China’s economy last year grew at its slowest pace in almost three decades, losing more steam in the final quarter as it battles a massive debt pile and a trade dispute with the US, official data showed yesterday.
The 6.6 percent growth came in above the official target of about 6.5 percent and matched a forecast by analysts polled by Agence-France Presse, but is down from the 6.8 percent it posted in 2017, according to the Chinese National Bureau of Statistics (NBS).
In a sign of the struggle Beijing faces, growth in the last three months of the year fell to 6.4 percent, matching a low seen during the global financial crisis 10 years ago, with economists widely expecting the slowdown to deepen.
Photo: EPA-EFE
“Everyone is widely concerned about the direction of the international situation where there are many variables and uncertain factors,” NBS Commissioner Ning Jizhe (寧吉喆) said, including rising trade protectionism.
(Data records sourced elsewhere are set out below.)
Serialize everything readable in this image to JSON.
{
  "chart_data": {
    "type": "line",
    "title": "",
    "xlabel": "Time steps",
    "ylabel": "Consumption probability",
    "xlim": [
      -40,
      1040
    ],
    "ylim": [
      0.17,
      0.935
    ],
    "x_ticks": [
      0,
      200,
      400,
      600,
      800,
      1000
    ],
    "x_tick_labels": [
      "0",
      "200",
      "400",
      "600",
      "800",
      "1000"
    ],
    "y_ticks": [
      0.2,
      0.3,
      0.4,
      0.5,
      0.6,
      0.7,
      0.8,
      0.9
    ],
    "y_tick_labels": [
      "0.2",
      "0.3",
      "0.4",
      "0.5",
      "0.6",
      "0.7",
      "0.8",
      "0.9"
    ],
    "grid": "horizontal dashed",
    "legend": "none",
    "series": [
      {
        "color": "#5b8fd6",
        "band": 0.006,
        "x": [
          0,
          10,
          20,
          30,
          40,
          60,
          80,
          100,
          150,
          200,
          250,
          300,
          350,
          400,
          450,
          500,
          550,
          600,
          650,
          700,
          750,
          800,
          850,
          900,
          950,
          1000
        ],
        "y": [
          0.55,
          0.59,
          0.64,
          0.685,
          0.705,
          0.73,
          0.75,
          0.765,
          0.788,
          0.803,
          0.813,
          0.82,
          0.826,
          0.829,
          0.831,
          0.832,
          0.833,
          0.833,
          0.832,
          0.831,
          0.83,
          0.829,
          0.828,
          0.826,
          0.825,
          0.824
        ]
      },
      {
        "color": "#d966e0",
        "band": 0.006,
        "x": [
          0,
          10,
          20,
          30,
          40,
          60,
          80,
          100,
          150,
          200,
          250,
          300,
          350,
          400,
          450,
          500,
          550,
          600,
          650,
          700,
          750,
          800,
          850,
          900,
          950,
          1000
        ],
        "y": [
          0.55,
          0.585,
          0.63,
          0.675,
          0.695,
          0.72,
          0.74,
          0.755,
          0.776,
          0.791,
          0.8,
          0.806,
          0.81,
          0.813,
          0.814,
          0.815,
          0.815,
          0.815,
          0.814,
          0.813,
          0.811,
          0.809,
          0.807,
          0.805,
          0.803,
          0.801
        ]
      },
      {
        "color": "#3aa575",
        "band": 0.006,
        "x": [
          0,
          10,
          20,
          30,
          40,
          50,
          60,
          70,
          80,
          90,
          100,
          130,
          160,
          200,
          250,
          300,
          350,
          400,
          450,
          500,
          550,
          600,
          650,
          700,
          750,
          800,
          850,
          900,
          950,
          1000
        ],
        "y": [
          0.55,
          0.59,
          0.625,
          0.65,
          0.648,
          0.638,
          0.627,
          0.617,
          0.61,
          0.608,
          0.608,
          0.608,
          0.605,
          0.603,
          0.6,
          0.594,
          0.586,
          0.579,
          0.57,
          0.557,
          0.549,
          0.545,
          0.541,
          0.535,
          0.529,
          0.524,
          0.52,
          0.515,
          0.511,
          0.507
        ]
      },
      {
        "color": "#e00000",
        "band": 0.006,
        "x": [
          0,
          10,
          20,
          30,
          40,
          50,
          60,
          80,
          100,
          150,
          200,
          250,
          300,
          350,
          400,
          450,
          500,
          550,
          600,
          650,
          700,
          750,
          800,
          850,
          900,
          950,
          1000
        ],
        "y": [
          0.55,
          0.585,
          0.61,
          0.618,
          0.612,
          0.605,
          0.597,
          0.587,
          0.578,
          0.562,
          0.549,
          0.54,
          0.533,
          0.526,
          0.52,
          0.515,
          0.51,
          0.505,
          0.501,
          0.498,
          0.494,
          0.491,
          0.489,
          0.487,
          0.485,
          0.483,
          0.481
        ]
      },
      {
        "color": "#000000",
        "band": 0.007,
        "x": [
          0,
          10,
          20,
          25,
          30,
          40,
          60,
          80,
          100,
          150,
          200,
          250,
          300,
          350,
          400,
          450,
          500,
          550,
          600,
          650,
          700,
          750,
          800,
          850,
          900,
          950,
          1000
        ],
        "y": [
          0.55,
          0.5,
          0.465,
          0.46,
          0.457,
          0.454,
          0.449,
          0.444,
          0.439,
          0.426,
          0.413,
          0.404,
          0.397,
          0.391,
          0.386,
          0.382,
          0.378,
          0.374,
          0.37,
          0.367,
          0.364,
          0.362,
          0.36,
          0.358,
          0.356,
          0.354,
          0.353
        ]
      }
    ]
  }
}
“For the world’s second-largest economy, where trade accounts for one-third of GDP, this has an impact,” Ning said, adding that “downward pressure” on the economy has increased.
The escalating trade dispute with the US is temporarily on hold after Chinese President Xi Jinping (習近平) and US President Donald Trump agreed to a three-month ceasefire, with top negotiators to meet in Washington at the end of the month as a March deadline for a deal looms large.
“China-US economic and trade frictions do indeed affect the economy, but the impact is generally controllable,” Ning said.
While analysts have said the standoff has dented confidence — leaving stock markets battered and the yuan weakened — they attribute most of the downturn to government policies to tackle growing debt, financial risk and pollution.
China hit the brakes on major projects, such as metro lines and motorways, to keep a lid on debt last year, with infrastructure investment rising by just 3.8 percent, down from 19 percent in 2017.
China’s exports to US and the world also fell last month, reinforcing the need for its legions of domestic consumers to fuel the economy.
Fourth-quarter GDP growth slowed as expected, Nomura Holdings Inc China economist Lu Ting (陸挺) said in a note, adding: “But the worst is yet to come.”
Overall credit growth decelerated every month last year. Slowing disposable income growth and tighter credit have hit consumer spending, with car sales falling last year for the first time in more than 20 years.
Retail sales growth slowed to 9 percent, down from a 10.2 percent increase in 2017. Last month, sales grew 8.2 percent.
Output at factories and workshops ticked up 6.2 percent last year, down from 6.6 percent in 2017.
Chinese officials have said that they would not resort to large-scale stimulus, as they did during the financial crisis, to fuel growth, instead laying out policies like lower taxes and fees, and less red tape to drive consumption.
However, the official figures could be painting an overly rosy picture, analysts said.
Economists in China and abroad have long suspected that data is massaged upward, often saying that full-year GDP hits Beijing’s preset targets with suspicious regularity.
“China’s GDP number is not an accurate gauge of economic growth,” Australia and New Zealand Banking Group economist Raymond Yeung (楊宇霆) said.
The US-based Conference Board said that its methodology indicates growth of 4.1 percent for last year.